Four Teachers’ Thoughts about Pupils’ Speaking Anxiety in the ESL Classroom

University essay from Malmö högskola/Fakulteten för lärande och samhälle (LS)

Abstract: Findings by the Swedish Schools Inspectorate (2011), show that some pupils in Sweden feel anxiety when speaking English. This is no surprise to Horwitz, Horwitz and Cope (1986) who state that speaking is regarded to be the scariest part of language learning. To understand the phenomenon of speech anxiety further and to contribute to existing research, the purpose of this study was to investigate what learner speech anxiety is according to four chosen teachers as well as their strategies in dealing with speech anxiety.
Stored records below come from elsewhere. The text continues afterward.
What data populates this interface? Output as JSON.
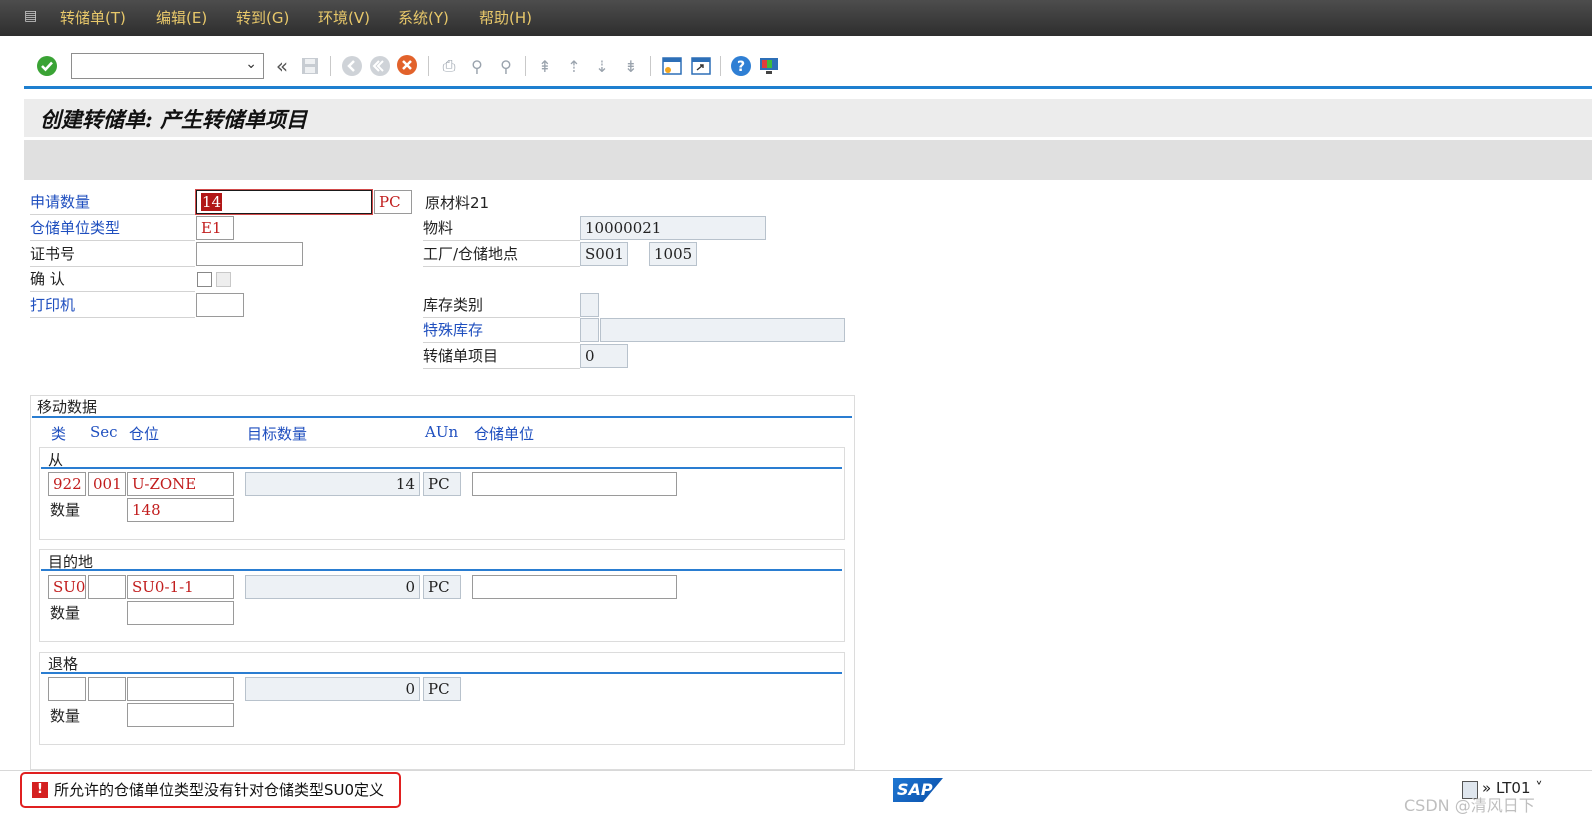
{
  "menu": {
    "items": [
      "转储单(T)",
      "编辑(E)",
      "转到(G)",
      "环境(V)",
      "系统(Y)",
      "帮助(H)"
    ]
  },
  "toolbar": {
    "command_value": ""
  },
  "page_title": "创建转储单: 产生转储单项目",
  "header": {
    "qty_label": "申请数量",
    "qty_value": "14",
    "qty_unit": "PC",
    "su_type_label": "仓储单位类型",
    "su_type_value": "E1",
    "cert_label": "证书号",
    "cert_value": "",
    "confirm_label": "确 认",
    "printer_label": "打印机",
    "printer_value": "",
    "material_desc": "原材料21",
    "material_label": "物料",
    "material_value": "10000021",
    "plant_label": "工厂/仓储地点",
    "plant_value": "S001",
    "sloc_value": "1005",
    "stock_cat_label": "库存类别",
    "stock_cat_value": "",
    "special_stock_label": "特殊库存",
    "special_stock_value": "",
    "special_stock_num": "",
    "to_item_label": "转储单项目",
    "to_item_value": "0"
  },
  "movement": {
    "title": "移动数据",
    "columns": {
      "type": "类",
      "sec": "Sec",
      "bin": "仓位",
      "target_qty": "目标数量",
      "aun": "AUn",
      "su": "仓储单位"
    },
    "from": {
      "title": "从",
      "type": "922",
      "sec": "001",
      "bin": "U-ZONE",
      "target_qty": "14",
      "aun": "PC",
      "su": "",
      "qty_label": "数量",
      "qty": "148"
    },
    "dest": {
      "title": "目的地",
      "type": "SU0",
      "sec": "",
      "bin": "SU0-1-1",
      "target_qty": "0",
      "aun": "PC",
      "su": "",
      "qty_label": "数量",
      "qty": ""
    },
    "ret": {
      "title": "退格",
      "type": "",
      "sec": "",
      "bin": "",
      "target_qty": "0",
      "aun": "PC",
      "qty_label": "数量",
      "qty": ""
    }
  },
  "status": {
    "message": "所允许的仓储单位类型没有针对仓储类型SU0定义",
    "logo": "SAP",
    "system": "» LT01 ˅"
  },
  "watermark": "CSDN @清风日下",
  "colors": {
    "menu_text": "#e8c86a",
    "accent_line": "#1e7fcf",
    "label_blue": "#1f4fbf",
    "value_red": "#c11d1d",
    "error_red": "#e02020"
  }
}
The teachers play an essential role when dealing with learner anxiety. Not including the pupils themselves is not necessarily a limitation, but a strength: Young (1992) reports that the students’ perspectives have been well-documented, and that investigating the teachers’ point of view might offer new insights on the issue at hand.In retrieving information from the four teacher respondents, semi-structured interviewing was used, adopting pragmatic qualitative research as an approach as well as the two paradigms phenomenology and pragmatism.The teachers perceive speech anxiety in the subject of English to be the learners’ feeling of nervousness, worry and fear stemming from real or imagined insufficient language skills, a fear of making mistakes and being humiliated. To decrease anxiety, the teachers believed ample oral practice in small groups in a supportive environment to be part of the solution. There was, furthermore, strong mutual agreement regarding what not to do: forcing and pressuring pupils to speak when feeling uncomfortable with speaking in front of others.